Je kunt de lijn naar de Sián goed volgen. De moderne motor klinkt als de vleesgeworden V12-fantasie als je buiten de auto staat, maar ook hier is het geluid vanbinnen vol van drama, zij het meer mechanisch; niet zozeer organisch of harmonisch. Het bochtengedrag van de Sián heeft een veel scherpere focus dankzij z’n stijve basis en haast net zo stijve vering. De ophanging is afzien, maar het gevoel in het stuur is prachtig. Elke reactie die je bereikt, is uitvergroot.
Opvallen
En het ontwerp? Wat betreft de fundamentele vorm sloeg de Countach de spijker op z’n kop. Van zoiets kun je niet afwijken. Het silhouet van de Sián is een knikje naar z’n voorvader, net als de vorm van de achterste wielopening, de dubbel golvende lijn die over de wielkasten leidt, en als je door je wimpers kijkt ook de achterlichten. En de deuren, natuurlijk. Maar waar de Countach een puur design had, in deze vroege LP400-uitvoering tenminste, is er bij de Sián zoveel meer aan de hand. Meer vleugels, openingen, uitstulpingen, hobbels en vinnen.

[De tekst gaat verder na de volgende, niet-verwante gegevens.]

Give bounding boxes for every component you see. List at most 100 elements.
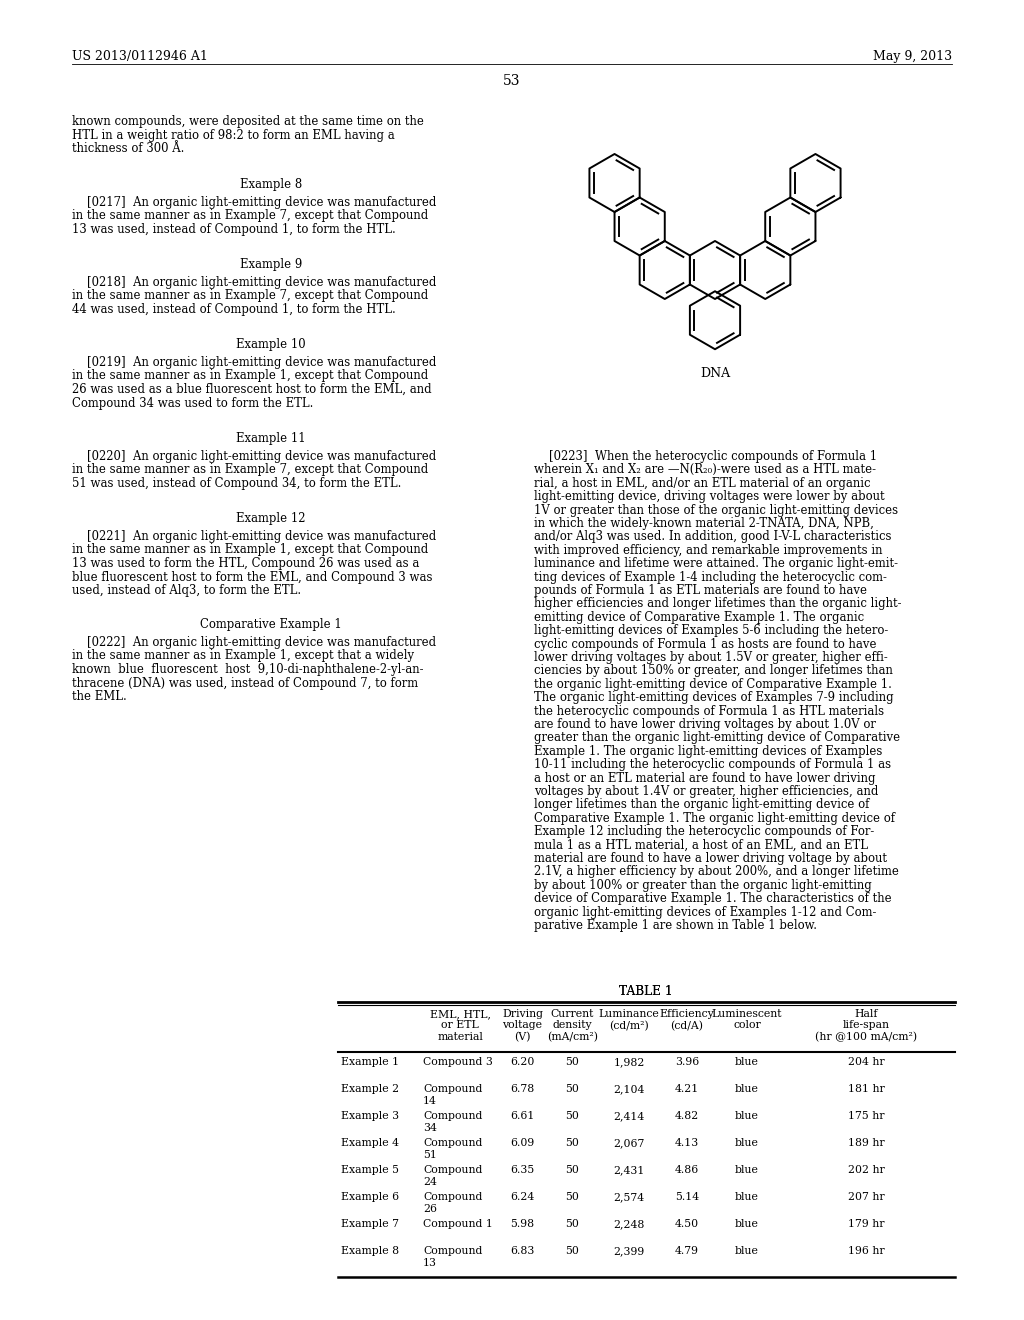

Op een groot deel van z’n oppervlak heeft ie een ‘dubbele huid’, met lucht die tussen de delen door voert. Overal zijn hoeken en puntvormen.
Bedenk dat de Countach kon doen wat hij wilde omdat er toen nauwelijks supercars bestonden. Nu Lamborghini’s werkgebied is gevuld met vele rivalen, moet het merk harder zijn best doen om op te vallen. Dat zorgt ervoor dat de Sián er schreeuwerig uitziet, inderdaad. Maar vanbinnen is ie echt en oprecht.